You loved store-bought Peeps as a kid and this Easter you can enjoy a much fancier, homemade adult version with these citrus-flavored marshmallows.
Preparation Time
30 mins
Cooking Time
20 mins
Total Time
50 mins
Calories
162 Calories
Recipe Instructions
Step 1
Line the bottom and sides of a large baking pan with aluminum foil; coat generously with cooking spray. Grease both sides of a spatula with cooking spray. Set aside.
Step 2
Pour 3/4 cup lemon juice into a large bowl. Sprinkle gelatin evenly on top; do not stir. Let sit until gelatin forms, about 15 minutes.
Step 3
Meanwhile, combine 3 cups sugar and remaining 3/4 cup lemon juice in a large saucepan over medium heat. Stir until sugar has dissolved, 3 to 5 minutes. Increase heat to bring mixture to a low boil; continue to boil until temperature reaches 240 degrees F (115 degrees C) on a candy thermometer, 12 to 15 minutes.

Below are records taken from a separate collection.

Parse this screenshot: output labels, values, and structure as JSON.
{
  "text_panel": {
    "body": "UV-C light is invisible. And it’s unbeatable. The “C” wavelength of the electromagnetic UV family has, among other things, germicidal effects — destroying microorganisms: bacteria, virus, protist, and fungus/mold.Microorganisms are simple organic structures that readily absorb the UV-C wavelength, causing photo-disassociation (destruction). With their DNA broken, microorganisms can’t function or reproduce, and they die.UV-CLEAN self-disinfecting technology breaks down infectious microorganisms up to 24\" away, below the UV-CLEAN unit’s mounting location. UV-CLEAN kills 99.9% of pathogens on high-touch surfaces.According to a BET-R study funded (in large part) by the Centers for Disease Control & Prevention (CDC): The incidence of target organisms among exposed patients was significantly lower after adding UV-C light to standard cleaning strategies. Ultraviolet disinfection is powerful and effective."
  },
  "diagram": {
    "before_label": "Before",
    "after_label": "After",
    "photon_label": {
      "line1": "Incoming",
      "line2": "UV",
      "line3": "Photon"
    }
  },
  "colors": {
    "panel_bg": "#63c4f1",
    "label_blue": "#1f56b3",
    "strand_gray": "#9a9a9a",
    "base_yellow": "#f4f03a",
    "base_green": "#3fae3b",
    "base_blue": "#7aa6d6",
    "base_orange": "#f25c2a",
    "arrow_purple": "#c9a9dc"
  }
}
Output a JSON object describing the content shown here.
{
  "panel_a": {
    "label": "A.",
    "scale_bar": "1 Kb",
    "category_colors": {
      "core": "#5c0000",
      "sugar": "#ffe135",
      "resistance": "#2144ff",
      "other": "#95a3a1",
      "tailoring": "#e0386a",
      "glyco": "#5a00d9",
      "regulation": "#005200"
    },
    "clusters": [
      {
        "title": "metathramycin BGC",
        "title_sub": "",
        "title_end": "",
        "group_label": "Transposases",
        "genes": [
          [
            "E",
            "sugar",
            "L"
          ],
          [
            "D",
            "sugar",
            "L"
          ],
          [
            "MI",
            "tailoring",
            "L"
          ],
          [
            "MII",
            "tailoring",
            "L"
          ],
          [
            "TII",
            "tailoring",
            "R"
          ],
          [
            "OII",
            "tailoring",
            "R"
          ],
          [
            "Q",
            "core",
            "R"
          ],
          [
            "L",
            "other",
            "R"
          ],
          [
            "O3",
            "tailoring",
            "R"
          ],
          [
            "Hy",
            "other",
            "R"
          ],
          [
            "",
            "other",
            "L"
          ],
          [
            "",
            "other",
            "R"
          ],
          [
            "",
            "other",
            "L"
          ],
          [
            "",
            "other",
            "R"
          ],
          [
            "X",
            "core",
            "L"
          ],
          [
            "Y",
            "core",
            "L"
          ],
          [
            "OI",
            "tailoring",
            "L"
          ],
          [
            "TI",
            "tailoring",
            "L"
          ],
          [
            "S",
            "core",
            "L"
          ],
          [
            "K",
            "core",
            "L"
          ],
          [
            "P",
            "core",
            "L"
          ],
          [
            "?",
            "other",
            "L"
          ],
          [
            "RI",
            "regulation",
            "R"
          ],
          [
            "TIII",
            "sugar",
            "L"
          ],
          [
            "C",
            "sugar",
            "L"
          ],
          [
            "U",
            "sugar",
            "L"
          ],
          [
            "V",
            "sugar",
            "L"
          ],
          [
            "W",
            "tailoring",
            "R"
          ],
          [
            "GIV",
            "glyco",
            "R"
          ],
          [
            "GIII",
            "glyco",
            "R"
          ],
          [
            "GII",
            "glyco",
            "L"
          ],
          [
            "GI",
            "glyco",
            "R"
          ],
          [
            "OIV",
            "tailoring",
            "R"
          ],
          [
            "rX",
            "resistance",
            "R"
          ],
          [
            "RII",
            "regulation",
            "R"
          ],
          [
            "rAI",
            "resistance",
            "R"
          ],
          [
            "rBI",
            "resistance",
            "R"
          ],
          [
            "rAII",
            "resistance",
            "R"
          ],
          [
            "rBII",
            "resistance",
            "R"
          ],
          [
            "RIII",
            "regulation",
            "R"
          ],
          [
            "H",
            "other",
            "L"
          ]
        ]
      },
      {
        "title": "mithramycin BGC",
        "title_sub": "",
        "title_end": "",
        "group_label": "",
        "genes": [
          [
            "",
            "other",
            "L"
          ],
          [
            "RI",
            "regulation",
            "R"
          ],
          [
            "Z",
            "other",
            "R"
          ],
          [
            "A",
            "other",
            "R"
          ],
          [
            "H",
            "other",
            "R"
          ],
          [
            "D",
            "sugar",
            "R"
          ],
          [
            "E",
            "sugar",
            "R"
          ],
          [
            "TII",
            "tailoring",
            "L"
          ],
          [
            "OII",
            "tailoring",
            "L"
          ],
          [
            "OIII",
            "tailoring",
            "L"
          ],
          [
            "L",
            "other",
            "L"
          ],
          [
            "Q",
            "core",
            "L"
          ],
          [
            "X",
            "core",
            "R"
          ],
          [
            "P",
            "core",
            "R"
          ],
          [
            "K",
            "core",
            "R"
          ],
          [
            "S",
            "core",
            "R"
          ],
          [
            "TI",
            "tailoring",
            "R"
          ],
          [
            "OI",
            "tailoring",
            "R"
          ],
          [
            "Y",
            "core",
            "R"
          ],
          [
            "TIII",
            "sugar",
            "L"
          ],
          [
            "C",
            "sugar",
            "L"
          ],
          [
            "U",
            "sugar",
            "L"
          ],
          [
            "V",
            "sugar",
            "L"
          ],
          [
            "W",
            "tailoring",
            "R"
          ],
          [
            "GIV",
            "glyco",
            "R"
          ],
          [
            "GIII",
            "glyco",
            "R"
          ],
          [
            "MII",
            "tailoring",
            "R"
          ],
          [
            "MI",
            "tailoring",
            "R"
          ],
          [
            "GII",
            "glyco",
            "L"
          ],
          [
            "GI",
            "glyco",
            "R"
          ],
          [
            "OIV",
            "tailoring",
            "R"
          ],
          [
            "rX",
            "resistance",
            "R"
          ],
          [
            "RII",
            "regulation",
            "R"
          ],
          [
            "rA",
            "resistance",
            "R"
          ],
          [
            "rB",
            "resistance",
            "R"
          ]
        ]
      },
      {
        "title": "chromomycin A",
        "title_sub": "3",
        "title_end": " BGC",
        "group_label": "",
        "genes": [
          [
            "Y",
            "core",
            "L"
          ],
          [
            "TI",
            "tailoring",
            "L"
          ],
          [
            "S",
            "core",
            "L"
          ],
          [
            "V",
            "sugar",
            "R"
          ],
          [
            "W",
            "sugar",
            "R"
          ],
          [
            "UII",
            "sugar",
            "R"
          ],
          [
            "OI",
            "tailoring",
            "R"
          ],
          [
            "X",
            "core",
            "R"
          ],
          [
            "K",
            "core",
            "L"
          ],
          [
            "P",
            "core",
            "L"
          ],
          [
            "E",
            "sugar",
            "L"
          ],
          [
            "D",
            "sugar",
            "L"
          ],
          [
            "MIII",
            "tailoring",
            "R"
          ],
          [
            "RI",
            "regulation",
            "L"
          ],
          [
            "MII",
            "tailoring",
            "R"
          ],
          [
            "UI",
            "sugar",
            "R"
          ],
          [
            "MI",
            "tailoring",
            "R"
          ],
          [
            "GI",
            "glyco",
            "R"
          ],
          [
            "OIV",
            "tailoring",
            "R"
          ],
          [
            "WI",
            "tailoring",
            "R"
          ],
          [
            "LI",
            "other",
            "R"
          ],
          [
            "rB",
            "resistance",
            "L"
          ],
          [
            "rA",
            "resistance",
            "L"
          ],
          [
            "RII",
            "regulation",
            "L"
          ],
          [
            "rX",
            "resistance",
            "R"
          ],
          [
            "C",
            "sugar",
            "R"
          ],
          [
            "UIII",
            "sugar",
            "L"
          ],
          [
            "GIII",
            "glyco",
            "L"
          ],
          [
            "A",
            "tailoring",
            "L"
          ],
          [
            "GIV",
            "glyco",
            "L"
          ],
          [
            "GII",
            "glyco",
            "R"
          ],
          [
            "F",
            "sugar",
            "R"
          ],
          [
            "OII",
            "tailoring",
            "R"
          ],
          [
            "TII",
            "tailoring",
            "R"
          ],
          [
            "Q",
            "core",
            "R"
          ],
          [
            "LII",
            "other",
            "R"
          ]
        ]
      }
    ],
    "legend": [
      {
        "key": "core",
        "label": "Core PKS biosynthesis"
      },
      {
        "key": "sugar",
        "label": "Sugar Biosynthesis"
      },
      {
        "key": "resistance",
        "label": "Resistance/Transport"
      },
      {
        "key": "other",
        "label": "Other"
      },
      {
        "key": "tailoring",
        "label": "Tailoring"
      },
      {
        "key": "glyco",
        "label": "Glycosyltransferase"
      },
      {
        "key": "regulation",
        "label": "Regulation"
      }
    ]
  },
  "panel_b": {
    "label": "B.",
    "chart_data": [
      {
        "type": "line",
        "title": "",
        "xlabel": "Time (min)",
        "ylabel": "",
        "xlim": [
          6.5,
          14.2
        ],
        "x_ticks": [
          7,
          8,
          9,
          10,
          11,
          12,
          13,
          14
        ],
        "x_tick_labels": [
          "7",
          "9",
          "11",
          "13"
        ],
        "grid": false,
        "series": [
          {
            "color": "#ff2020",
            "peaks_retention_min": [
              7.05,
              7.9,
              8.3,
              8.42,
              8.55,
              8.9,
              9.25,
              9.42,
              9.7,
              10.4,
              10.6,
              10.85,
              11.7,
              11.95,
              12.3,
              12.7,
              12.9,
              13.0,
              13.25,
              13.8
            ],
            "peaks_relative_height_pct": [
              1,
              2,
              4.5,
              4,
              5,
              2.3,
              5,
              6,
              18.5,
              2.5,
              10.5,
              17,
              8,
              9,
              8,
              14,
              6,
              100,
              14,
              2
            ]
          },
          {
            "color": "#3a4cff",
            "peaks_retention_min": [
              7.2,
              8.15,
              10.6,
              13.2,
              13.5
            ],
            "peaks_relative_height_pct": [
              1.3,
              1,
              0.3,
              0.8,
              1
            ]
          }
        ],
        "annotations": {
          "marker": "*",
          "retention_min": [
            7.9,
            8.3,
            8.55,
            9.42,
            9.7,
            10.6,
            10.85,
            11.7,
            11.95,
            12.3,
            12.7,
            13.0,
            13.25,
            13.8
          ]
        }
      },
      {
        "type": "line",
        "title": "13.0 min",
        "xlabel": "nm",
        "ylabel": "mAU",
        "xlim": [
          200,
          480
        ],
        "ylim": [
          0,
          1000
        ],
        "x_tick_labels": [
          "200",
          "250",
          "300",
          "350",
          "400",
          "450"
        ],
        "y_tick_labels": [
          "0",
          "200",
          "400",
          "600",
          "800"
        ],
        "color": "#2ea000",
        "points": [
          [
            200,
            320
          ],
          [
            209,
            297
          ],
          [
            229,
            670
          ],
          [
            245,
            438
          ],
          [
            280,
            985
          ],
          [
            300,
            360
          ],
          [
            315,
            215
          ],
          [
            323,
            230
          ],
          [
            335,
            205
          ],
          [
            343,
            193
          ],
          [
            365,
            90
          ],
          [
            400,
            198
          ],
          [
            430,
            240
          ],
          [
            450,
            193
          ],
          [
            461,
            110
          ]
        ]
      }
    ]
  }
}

Remove from heat. (The liquid will bubble a lot; you may need to remove the saucepan from the heat to let the bubbles settle, so you can see if the sugar has melted.)
Step 4
Slowly pour sugar mixture into gelatin, while simultaneously mixing with an electric mixer on low. Gradually increase speed to medium-high and mix until ribbons of batter that drip from the beaters take 2 seconds to sink back into the bowl, 10 to 15 minutes. Pour marshmallow batter into the prepared pan, smoothing the surface with the sprayed spatula to flatten. Let marshmallow sit, uncovered, until completely set, 3 hours to overnight.
Step 5
Cover a surface larger than marshmallow slab with remaining 1 1/2 cups sugar. Sprinkle some sugar on top of marshmallow and spread around. Carefully loosen marshmallow from the pan and invert onto sugar-covered surface.
Step 6
Cut marshmallows into desired shapes. Dust all sides of marshmallow pieces with sugar as you work.